# Kann man die Adressen von anderen Internetnutzern rausbekomm



## Roland (1 Juni 2003)

Hallo!

Ich habe mal eine etwas ungewöhnliche Frage: Kann man die Namen und Adressen von anderen Internet-Nutzern irgendwie rausbekommen, wenn man die Homepage oder die E-mail-Adresse kennt?

Herzliche Grüße

Roland


----------



## Hoppel (1 Juni 2003)

Hallo,

wenn die Homepage eine "echte" Adresse hat (also z.B. keine Homepage bei einem Provider wie AOL, T-Online usw. - erkennt man am Domainnamen), kannst Du diese auf http://www.computerbetrug.de unter WHOIS abrufen und erhälst (leider!!!) den bei der DENIC angegebenen Namen samt Anschrift. 

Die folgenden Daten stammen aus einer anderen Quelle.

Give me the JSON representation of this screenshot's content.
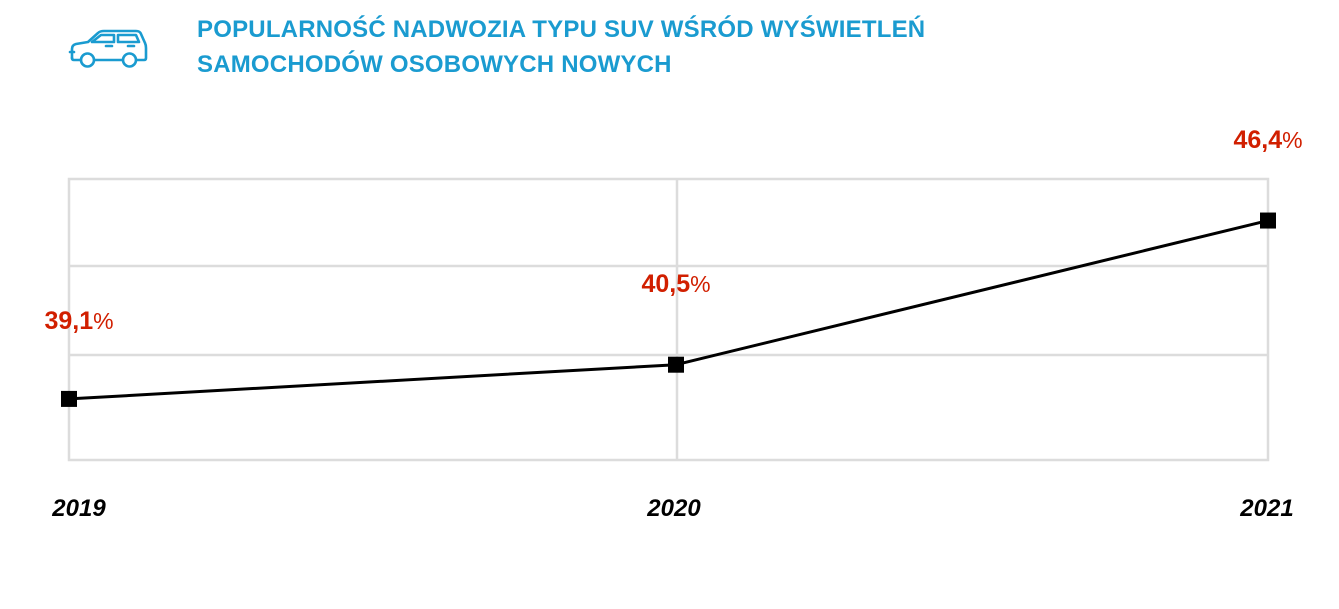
{
  "header": {
    "title_line1": "POPULARNOŚĆ NADWOZIA TYPU SUV WŚRÓD WYŚWIETLEŃ",
    "title_line2": "SAMOCHODÓW OSOBOWYCH NOWYCH",
    "icon": "suv-car-icon"
  },
  "colors": {
    "title": "#1a9bd0",
    "value_labels": "#d11f00",
    "line": "#000000",
    "grid": "#dcdcdc"
  },
  "chart_data": {
    "type": "line",
    "title": "POPULARNOŚĆ NADWOZIA TYPU SUV WŚRÓD WYŚWIETLEŃ SAMOCHODÓW OSOBOWYCH NOWYCH",
    "xlabel": "",
    "ylabel": "",
    "categories": [
      "2019",
      "2020",
      "2021"
    ],
    "values": [
      39.1,
      40.5,
      46.4
    ],
    "data_labels": [
      {
        "number": "39,1",
        "unit": "%"
      },
      {
        "number": "40,5",
        "unit": "%"
      },
      {
        "number": "46,4",
        "unit": "%"
      }
    ],
    "ylim": [
      36.6,
      48.1
    ],
    "grid": true,
    "legend": "none",
    "marker": "square"
  }
}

Ansonsten dürfen Provider und Maildienste aus Datenschutzgründen generell KEINE entsprechenden Auskünfte geben.

Gruß!

Hoppel


----------



## virenscanner (1 Juni 2003)

> (leider!!!)


???


----------



## Hoppel (1 Juni 2003)

Hallo Virenscanner,

ja leider - das sogar ganz ausdrücklich.

Allem Datenschutz zu Trotze verlangt die DENIC unnachgiebig die Angabe von Name und Adresse - egal, ob das begründet ist oder nicht. 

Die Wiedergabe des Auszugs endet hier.